Make no mistake, this is a form of sexism of an insidious nature.  In her rush to condemn, Sen. Hirono is exploiting the sexes, advocating a culture that favors, without questions, the accuser over the accused (even when wrongly accused). Her misguided view lacks any standard of justice.  She is making a mockery of the judicial system and the oath she took to uphold and defend the Constitution of the United States that expresslyprotects due process.

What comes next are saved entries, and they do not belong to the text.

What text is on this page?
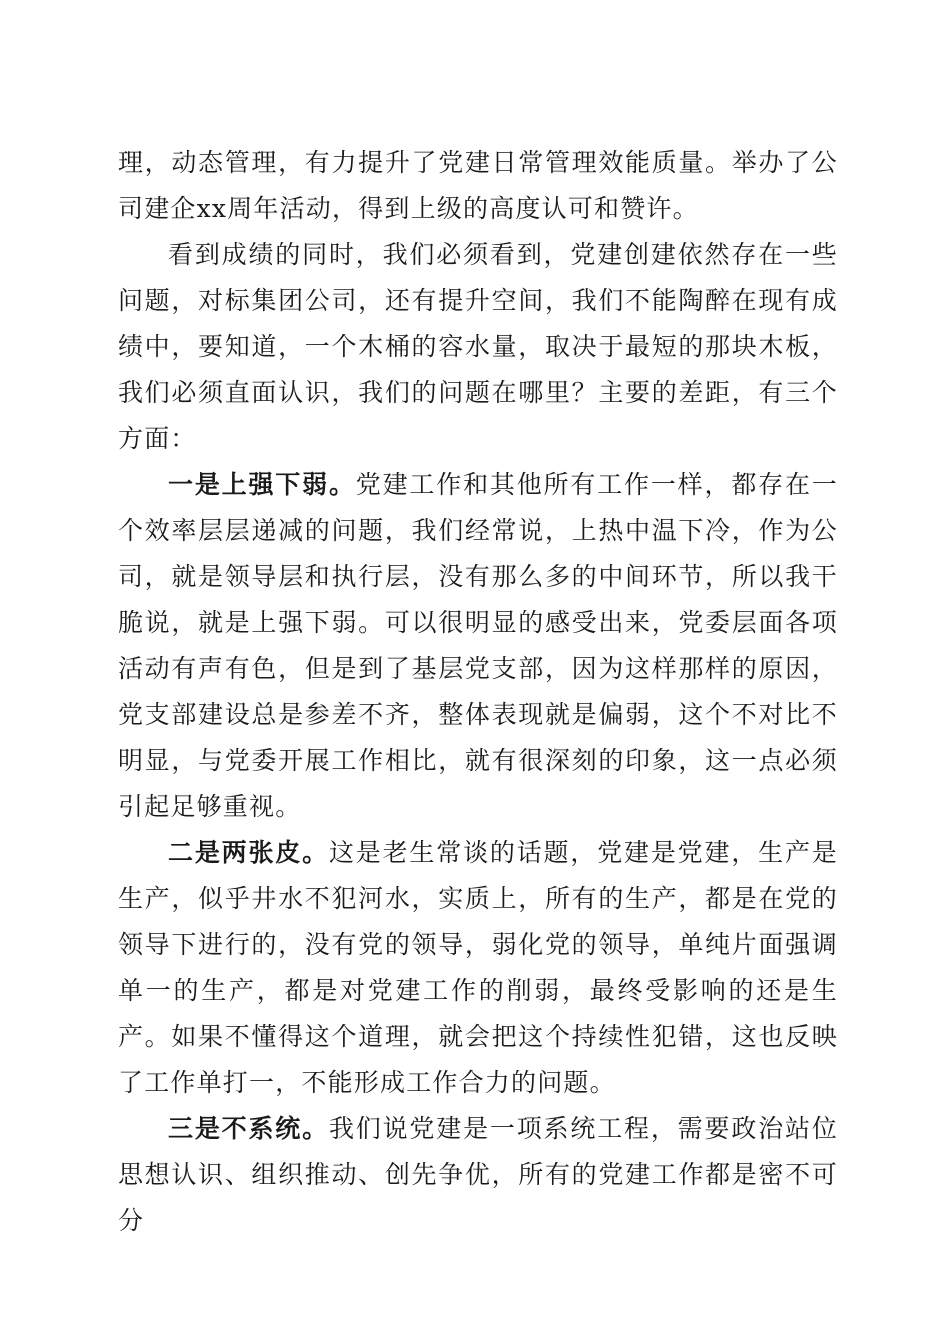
理，动态管理，有力提升了党建日常管理效能质量。举办了公司建企xx周年活动，得到上级的高度认可和赞许。

看到成绩的同时，我们必须看到，党建创建依然存在一些问题，对标集团公司，还有提升空间，我们不能陶醉在现有成绩中，要知道，一个木桶的容水量，取决于最短的那块木板，我们必须直面认识，我们的问题在哪里？主要的差距，有三个方面：

一是上强下弱。党建工作和其他所有工作一样，都存在一个效率层层递减的问题，我们经常说，上热中温下冷，作为公司，就是领导层和执行层，没有那么多的中间环节，所以我干脆说，就是上强下弱。可以很明显的感受出来，党委层面各项活动有声有色，但是到了基层党支部，因为这样那样的原因，党支部建设总是参差不齐，整体表现就是偏弱，这个不对比不明显，与党委开展工作相比，就有很深刻的印象，这一点必须引起足够重视。

二是两张皮。这是老生常谈的话题，党建是党建，生产是生产，似乎井水不犯河水，实质上，所有的生产，都是在党的领导下进行的，没有党的领导，弱化党的领导，单纯片面强调单一的生产，都是对党建工作的削弱，最终受影响的还是生产。如果不懂得这个道理，就会把这个持续性犯错，这也反映了工作单打一，不能形成工作合力的问题。

三是不系统。我们说党建是一项系统工程，需要政治站位思想认识、组织推动、创先争优，所有的党建工作都是密不可分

We should fear for our children — girls and boys — and the message this sends.  What exactly is the purpose of Sen. Hirono asking men to “shut up and step up”?  Truth?  Justice?  Hardly. Ironically, truth is exactly what the 11 Republican “old white men” on the Senate Judiciary Committee are trying to seek.  Since learning of these 11thhour allegations against Brett Kavanaugh, which Sen. Hirono’s own colleague, Sen. Dianne Feinstein (D-California), concealed for months, the Senate Judiciary Committee has set out to investigate these claims, as is their obligation under Senate rules.  Chairman Chuck Grassley has offered any way possible for this accuser, Dr. Christine Blasey Ford, to be interviewed and/or to testify in public or private.  This offer has so far gone unaccepted (but he continues graciously to maintain the offer open).

Senate Democrats are looking more and more complicit in colluding with her handlers to set the terms and conditions under which her testimony might be heard to further their ultimate objective of delaying the nomination until after the election and ultimately derailing it altogether.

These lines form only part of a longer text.